Three-dimensional visualization of electron- and nuclear-density distributions in inorganic materials by MEM-based technology

The analysis of observed structure factors estimated after Rietveld analysis by the maximum-entropy method (MEM) gives electron or nuclear densities in the unit cell. The resultant densities are, more or less, biased toward a structural model in the Rietveld analysis. To overcome such a problem, we devised a sophisticated technique named MEM-based pattern fitting (MPF). For this purpose, a pattern-fitting system, RIETAN-FP, and a MEM analysis programs, PRIMA or its successor called Dysnomia, were virtually integrated into a structure-refinement system, whereby the pattern calculated from structure factors obtained by MEM is fit to the whole observed pattern. The resulting observed structure factors are analyzed again by MEM. In this way, whole-pattern fitting and MEM analysis are alternately repeated until R factors in the former no longer decrease.

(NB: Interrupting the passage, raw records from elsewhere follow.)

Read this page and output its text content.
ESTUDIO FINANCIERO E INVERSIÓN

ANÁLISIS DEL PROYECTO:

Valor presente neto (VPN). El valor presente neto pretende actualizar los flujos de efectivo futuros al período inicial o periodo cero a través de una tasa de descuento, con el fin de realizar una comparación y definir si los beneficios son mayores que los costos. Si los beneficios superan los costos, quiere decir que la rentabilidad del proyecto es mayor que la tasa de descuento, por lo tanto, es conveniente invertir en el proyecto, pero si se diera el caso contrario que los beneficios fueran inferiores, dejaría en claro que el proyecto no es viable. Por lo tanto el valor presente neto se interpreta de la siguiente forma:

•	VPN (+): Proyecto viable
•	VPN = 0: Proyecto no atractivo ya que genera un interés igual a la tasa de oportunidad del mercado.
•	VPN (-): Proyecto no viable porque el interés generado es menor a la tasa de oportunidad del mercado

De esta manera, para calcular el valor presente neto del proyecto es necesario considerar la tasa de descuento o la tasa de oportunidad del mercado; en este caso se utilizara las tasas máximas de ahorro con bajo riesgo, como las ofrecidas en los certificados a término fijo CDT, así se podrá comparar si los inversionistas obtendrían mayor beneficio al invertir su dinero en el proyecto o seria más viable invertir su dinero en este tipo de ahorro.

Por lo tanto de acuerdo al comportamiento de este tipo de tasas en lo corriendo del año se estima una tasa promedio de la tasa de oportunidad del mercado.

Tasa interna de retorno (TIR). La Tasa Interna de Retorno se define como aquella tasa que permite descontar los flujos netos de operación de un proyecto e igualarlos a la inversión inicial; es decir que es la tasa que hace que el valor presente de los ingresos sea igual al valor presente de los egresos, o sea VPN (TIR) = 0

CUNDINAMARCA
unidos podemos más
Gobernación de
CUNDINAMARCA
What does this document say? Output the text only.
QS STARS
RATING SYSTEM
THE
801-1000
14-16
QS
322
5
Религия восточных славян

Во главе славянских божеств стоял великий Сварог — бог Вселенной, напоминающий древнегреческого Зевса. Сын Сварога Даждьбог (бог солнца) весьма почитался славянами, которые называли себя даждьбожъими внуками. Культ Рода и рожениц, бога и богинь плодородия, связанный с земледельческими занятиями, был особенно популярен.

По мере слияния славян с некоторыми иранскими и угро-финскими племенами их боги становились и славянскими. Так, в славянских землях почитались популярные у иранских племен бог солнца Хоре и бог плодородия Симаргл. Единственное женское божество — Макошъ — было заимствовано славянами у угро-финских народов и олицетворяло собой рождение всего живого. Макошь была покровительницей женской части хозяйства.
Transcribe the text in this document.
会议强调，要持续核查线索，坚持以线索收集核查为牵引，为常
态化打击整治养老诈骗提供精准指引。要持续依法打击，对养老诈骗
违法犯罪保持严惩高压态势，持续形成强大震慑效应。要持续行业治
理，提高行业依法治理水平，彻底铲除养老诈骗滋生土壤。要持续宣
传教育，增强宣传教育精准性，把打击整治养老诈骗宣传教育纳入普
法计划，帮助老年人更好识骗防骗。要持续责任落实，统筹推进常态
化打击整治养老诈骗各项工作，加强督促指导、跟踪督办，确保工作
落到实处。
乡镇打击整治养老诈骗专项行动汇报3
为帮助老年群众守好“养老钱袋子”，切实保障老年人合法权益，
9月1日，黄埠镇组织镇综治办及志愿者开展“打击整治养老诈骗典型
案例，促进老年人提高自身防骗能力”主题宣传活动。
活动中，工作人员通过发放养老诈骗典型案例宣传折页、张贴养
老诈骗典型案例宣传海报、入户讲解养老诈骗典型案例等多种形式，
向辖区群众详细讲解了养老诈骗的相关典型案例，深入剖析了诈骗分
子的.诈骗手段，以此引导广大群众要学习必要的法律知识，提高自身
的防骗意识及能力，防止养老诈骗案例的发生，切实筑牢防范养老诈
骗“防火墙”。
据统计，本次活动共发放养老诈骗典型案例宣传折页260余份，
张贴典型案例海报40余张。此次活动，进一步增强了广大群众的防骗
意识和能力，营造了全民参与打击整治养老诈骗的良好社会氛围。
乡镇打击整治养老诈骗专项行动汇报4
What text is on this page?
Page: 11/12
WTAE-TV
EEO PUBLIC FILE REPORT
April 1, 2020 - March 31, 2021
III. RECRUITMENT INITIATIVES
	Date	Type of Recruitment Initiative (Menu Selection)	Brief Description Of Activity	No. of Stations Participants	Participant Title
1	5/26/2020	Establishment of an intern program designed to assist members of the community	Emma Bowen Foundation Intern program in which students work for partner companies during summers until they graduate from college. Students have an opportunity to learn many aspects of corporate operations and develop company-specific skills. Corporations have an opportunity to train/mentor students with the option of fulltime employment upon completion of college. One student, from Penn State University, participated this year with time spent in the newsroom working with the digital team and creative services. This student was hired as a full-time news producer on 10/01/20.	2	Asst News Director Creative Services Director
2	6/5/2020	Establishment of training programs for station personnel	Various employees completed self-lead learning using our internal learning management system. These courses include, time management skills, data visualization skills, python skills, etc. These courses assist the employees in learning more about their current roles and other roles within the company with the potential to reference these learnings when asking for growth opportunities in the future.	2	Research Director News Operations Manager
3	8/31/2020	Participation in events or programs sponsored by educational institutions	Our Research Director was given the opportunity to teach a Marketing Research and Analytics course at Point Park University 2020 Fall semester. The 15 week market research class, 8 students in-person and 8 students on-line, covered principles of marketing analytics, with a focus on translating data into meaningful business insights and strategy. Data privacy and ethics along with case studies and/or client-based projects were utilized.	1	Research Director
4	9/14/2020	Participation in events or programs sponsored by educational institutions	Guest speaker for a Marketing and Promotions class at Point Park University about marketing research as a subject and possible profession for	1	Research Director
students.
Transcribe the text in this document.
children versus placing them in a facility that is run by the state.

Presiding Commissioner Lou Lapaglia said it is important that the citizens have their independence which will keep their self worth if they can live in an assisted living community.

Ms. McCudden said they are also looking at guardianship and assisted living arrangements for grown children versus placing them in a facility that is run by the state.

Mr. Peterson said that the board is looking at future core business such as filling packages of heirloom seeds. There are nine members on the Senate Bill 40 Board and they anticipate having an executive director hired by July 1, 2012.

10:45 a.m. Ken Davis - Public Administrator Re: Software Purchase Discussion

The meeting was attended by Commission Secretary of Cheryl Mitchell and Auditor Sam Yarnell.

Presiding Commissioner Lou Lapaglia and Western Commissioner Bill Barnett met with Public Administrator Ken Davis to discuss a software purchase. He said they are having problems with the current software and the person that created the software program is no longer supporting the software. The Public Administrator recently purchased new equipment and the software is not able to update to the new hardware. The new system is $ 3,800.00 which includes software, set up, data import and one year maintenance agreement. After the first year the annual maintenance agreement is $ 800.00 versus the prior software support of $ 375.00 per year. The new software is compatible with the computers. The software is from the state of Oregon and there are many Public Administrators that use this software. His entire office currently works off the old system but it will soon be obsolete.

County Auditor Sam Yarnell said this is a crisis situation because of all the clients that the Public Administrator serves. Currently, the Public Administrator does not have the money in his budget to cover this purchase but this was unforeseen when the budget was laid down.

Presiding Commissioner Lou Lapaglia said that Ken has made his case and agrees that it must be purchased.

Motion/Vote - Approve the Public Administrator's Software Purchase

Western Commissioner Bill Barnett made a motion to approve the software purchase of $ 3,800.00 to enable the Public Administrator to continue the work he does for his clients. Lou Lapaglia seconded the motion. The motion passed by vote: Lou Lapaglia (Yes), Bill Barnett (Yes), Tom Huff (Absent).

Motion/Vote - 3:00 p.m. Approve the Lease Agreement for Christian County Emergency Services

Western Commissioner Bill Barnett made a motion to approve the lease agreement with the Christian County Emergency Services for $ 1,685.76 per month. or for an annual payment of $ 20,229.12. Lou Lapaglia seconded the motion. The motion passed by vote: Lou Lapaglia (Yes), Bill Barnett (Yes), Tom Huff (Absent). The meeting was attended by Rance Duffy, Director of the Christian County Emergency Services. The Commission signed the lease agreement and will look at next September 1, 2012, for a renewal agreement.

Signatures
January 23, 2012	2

MPF virtually represents the crystal structure by electron or nuclear densities. MPF is, therefore, very effective in visualizing positional, occupational, and orientational disorder, chemical bonding, and anharmonic thermal motion. New programs, MPF_multi and VESTA 3, used in MPF are briefly introduced, and two representative applications of MPF to inorganic materials containing highly disordered chemical species are demonstrated.